Certain employers are subject to the employer shared responsibility provisions under the ACA. Under these provisions, such employers may be penalized for: 1) not providing minimum essential coverage to their full-time employees and dependents, or 2) not providing coverage that is affordable and that provides minimum value.
Employer Shared Responsibility Penalty
On February 10, 2014, the Internal Revenue Services (IRS) and the Department of the Treasury issued a final rule implementing the employer shared responsibility requirements under section 4980H of the Internal Revenue Code.
What Information Must Be Submitted to IRS about Health Insurance?
Beginning in 2014 (and on or before January 31 of each subsequent year), insurers and/or employers (if self funded) who provide minimum essential coverage to individuals during a calendar year must submit the following information to the Treasury:
- Name, address and tax identification number of the primary insured and the name of each dependent covered;
- Dates during which the individual(s) was covered under minimum essential coverage;
- Whether the coverage is a qualified health plan offered through an Exchange;
- The amount (if any) for premium credits and any cost-sharing subsidies; and
- Any other information required by the Treasury.

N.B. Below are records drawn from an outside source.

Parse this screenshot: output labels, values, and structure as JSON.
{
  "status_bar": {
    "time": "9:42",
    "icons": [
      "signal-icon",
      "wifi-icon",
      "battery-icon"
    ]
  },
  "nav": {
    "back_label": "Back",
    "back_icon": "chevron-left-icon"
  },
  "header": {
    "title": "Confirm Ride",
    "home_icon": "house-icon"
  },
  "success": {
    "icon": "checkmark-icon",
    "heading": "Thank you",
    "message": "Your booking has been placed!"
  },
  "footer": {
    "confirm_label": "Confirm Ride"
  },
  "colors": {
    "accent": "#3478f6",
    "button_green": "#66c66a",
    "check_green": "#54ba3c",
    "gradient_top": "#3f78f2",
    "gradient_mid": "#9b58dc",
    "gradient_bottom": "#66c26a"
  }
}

What do you need to submit if employer provides health insurance coverage?
If essential health benefits coverage is sponsored by an employer, the following information must also be submitted:
- Name, address and employer identification number of the employer maintaining the group health plan;
- Portion of the premium (if any) required to be paid by the employer; and
- If the health insurance coverage is a qualified health plan in the small group market offered through an Exchange, any other information the Treasury may require for administration of the tax credit for employee health insurance expenses of small employers
What constitutes “affordable” coverage?
- Coverage that would cost an employee more than 9.5 percent of their annual household income is considered unaffordable.
- Three optional safe harbors exist to assist the employer in determining affordability: Form W-2 wages safe harbor, rate of pay safe harbor and federal poverty line safe harbor.
What constitutes coverage that provides minimum value?
- A plan that covers at least 60 percent of the total allowed cost of benefits that are expected to be incurred under the plan is considered to provide minimum value
- The HHS and the IRS have published various methods that may be utilized to determine minimum value
What triggers a 4980(H) penalty?
- A 4980(H) penalty may be triggered if at least one of an applicable large employer’s full-time employees receives a premium tax credit through the marketplace
- If no full-time employee receives a premium tax credit, the employer will not be subject to an employer shared responsibility payment
- An employer subject to the employer responsibility provisions is an “applicable large employer”. An applicable large employer employs on average at least 50 full-time employees (including full-time equivalents) during the preceding calendar year.
- The final rule includes transitional relief for purposes of the applicable large employer determination for the 2015 calendar year, which allows employers the option to determine their status by reference to a period of at least six consecutive calendar months in the 2014 calendar year.
- All employees are counted (with a limited exception for certain seasonal workers) for determining status, including those exempt from the Individual Shared Responsibility provision and those eligible for other coverage such as Medicare or Medicaid.